The Trump administration on Monday said that it would provide states with the supplies they need to test their populations for COVID-19.
During the past several weeks, the federal government has had ongoing conversations with states about their testing goals for May, according to senior administration officials. Now they're promising to supply states with swabs, chemical reagents and other supplies they need to collect specimen samples for testing. All states will receive enough supplies to collect samples from 2% of their population, even if they're testing goals were less ambitious.
"I think we're in a place now where everyone has what they need," said a senior administration official during a call with reporters.
The mix of public health, regional and commercial labs processing the tests will vary by state.

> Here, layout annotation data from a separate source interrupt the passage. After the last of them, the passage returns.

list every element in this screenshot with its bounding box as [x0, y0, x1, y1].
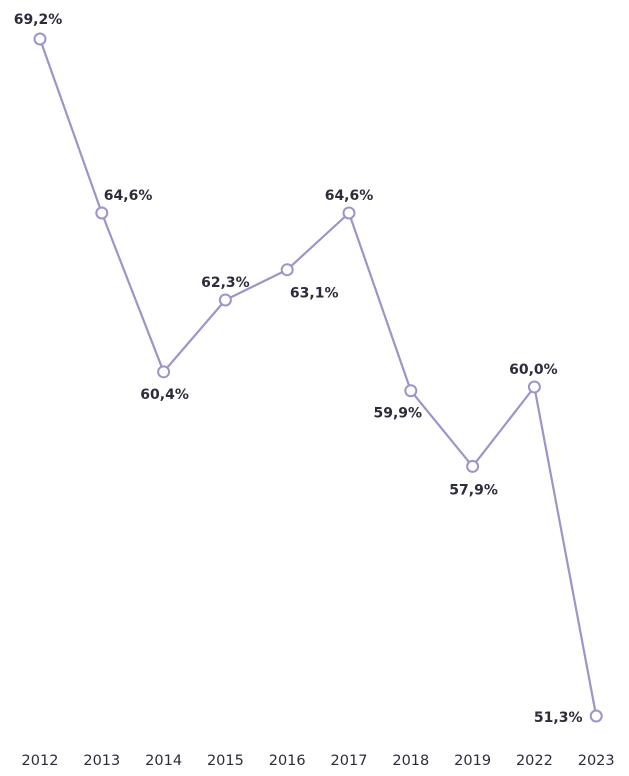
data-point-2016 — [280, 263, 294, 277]
data-label-2022: 60,0% — [509, 362, 558, 378]
x-tick-label-2016: 2016 — [269, 753, 306, 769]
x-tick-label-2014: 2014 — [145, 753, 182, 769]
data-label-2017: 64,6% — [325, 188, 374, 204]
data-point-2014 — [157, 365, 171, 379]
data-point-2015 — [218, 293, 232, 307]
data-point-2023 — [589, 709, 603, 723]
data-point-2022 — [527, 380, 541, 394]
data-point-2012 — [33, 32, 47, 46]
x-tick-label-2013: 2013 — [83, 753, 120, 769]
x-axis-tick-labels: 2012 2013 2014 2015 2016 2017 2018 2019 2022 2023 — [22, 753, 615, 769]
data-points — [33, 32, 603, 723]
x-tick-label-2017: 2017 — [331, 753, 368, 769]
data-point-2017 — [342, 206, 356, 220]
x-tick-label-2023: 2023 — [578, 753, 615, 769]
data-point-2013 — [95, 206, 109, 220]
data-label-2018: 59,9% — [374, 406, 423, 422]
data-label-2023: 51,3% — [534, 710, 583, 726]
data-labels: 69,2% 64,6% 60,4% 62,3% 63,1% 64,6% 59,9% 57,9%… — [14, 12, 583, 726]
data-label-2015: 62,3% — [201, 275, 250, 291]
series-line — [38, 37, 598, 718]
data-label-2016: 63,1% — [290, 286, 339, 302]
x-tick-label-2022: 2022 — [516, 753, 553, 769]
data-point-2019 — [466, 459, 480, 473]
data-label-2013: 64,6% — [104, 188, 153, 204]
data-point-2018 — [404, 384, 418, 398]
x-tick-label-2018: 2018 — [392, 753, 429, 769]
x-tick-label-2015: 2015 — [207, 753, 244, 769]
data-label-2012: 69,2% — [14, 12, 63, 28]
x-tick-label-2019: 2019 — [454, 753, 491, 769]
x-tick-label-2012: 2012 — [22, 753, 59, 769]
data-label-2014: 60,4% — [140, 387, 189, 403]
data-label-2019: 57,9% — [449, 482, 498, 498]
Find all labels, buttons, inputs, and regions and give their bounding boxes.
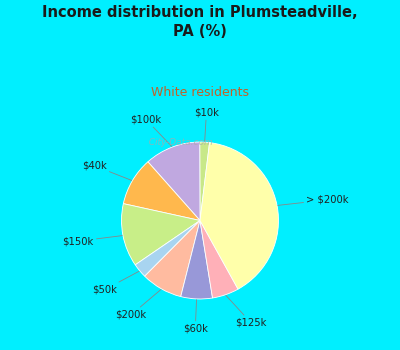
- Wedge shape: [200, 142, 278, 289]
- Wedge shape: [135, 220, 200, 276]
- Text: City-Data.com: City-Data.com: [143, 138, 213, 147]
- Wedge shape: [145, 220, 200, 296]
- Wedge shape: [181, 220, 212, 299]
- Wedge shape: [148, 142, 200, 220]
- Wedge shape: [122, 204, 200, 265]
- Text: > $200k: > $200k: [278, 195, 349, 205]
- Text: $50k: $50k: [92, 271, 139, 295]
- Wedge shape: [200, 142, 210, 220]
- Text: $100k: $100k: [130, 114, 172, 146]
- Text: $40k: $40k: [82, 161, 132, 180]
- Text: $125k: $125k: [226, 295, 267, 328]
- Text: $150k: $150k: [62, 236, 122, 246]
- Text: $60k: $60k: [183, 300, 208, 334]
- Wedge shape: [200, 220, 238, 298]
- Text: Income distribution in Plumsteadville,
PA (%): Income distribution in Plumsteadville, P…: [42, 5, 358, 39]
- Wedge shape: [123, 162, 200, 220]
- Text: White residents: White residents: [151, 86, 249, 99]
- Text: $10k: $10k: [194, 107, 219, 141]
- Text: $200k: $200k: [116, 289, 161, 320]
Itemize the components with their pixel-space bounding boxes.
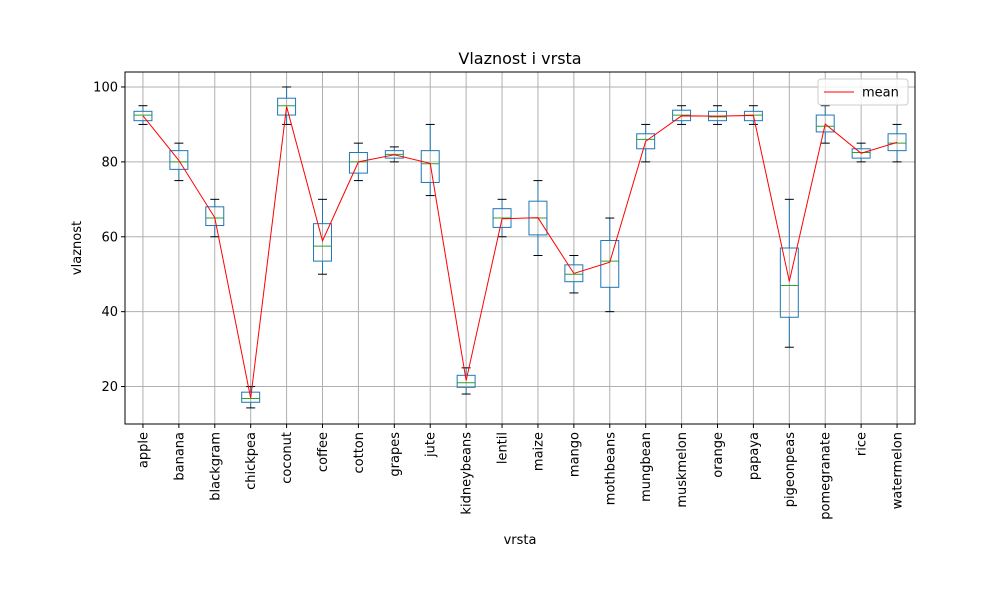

The Trump administration has emphasized the role of states in combating the virus, tagging their approach as "locally executed, state-managed and federally supported." It has wanted states to take the lead.
But a senior administration official was agitated that governors are "taking credit" for recent testing increases, especially those that "have been a little hostile to the administration."
"It's not a miracle," he said. "It's that we've held their hand, and we've helped them get the supplies they need, and we've explained to them how to do it."
Many governors have complained that the Trump administration has hung them out to dry during the coronavirus outbreak, leaving it up to states to fend for themselves. States have had trouble securing the supplies they need, often bidding against each other to get them and driving up prices.
States will also receive $11 billion in funding from the CARES Act to help them ramp up their testing efforts.
The Trump administration has been under pressure for weeks to increase COVID-19 testing and contact tracing, which experts say is critical to taming the virus and rebooting the nation's sputtering economy. Senior administration officials touted that more than 300,000 people have been tested each day for the past few days and that about 9 million tests have been carried out since the outbreak began.
But experts think that the U.S. will need to test between 500,000 and 35 million people per day before life and the economy can reach a new normal. A Harvard study put that figure at 5 to 20 million tests daily.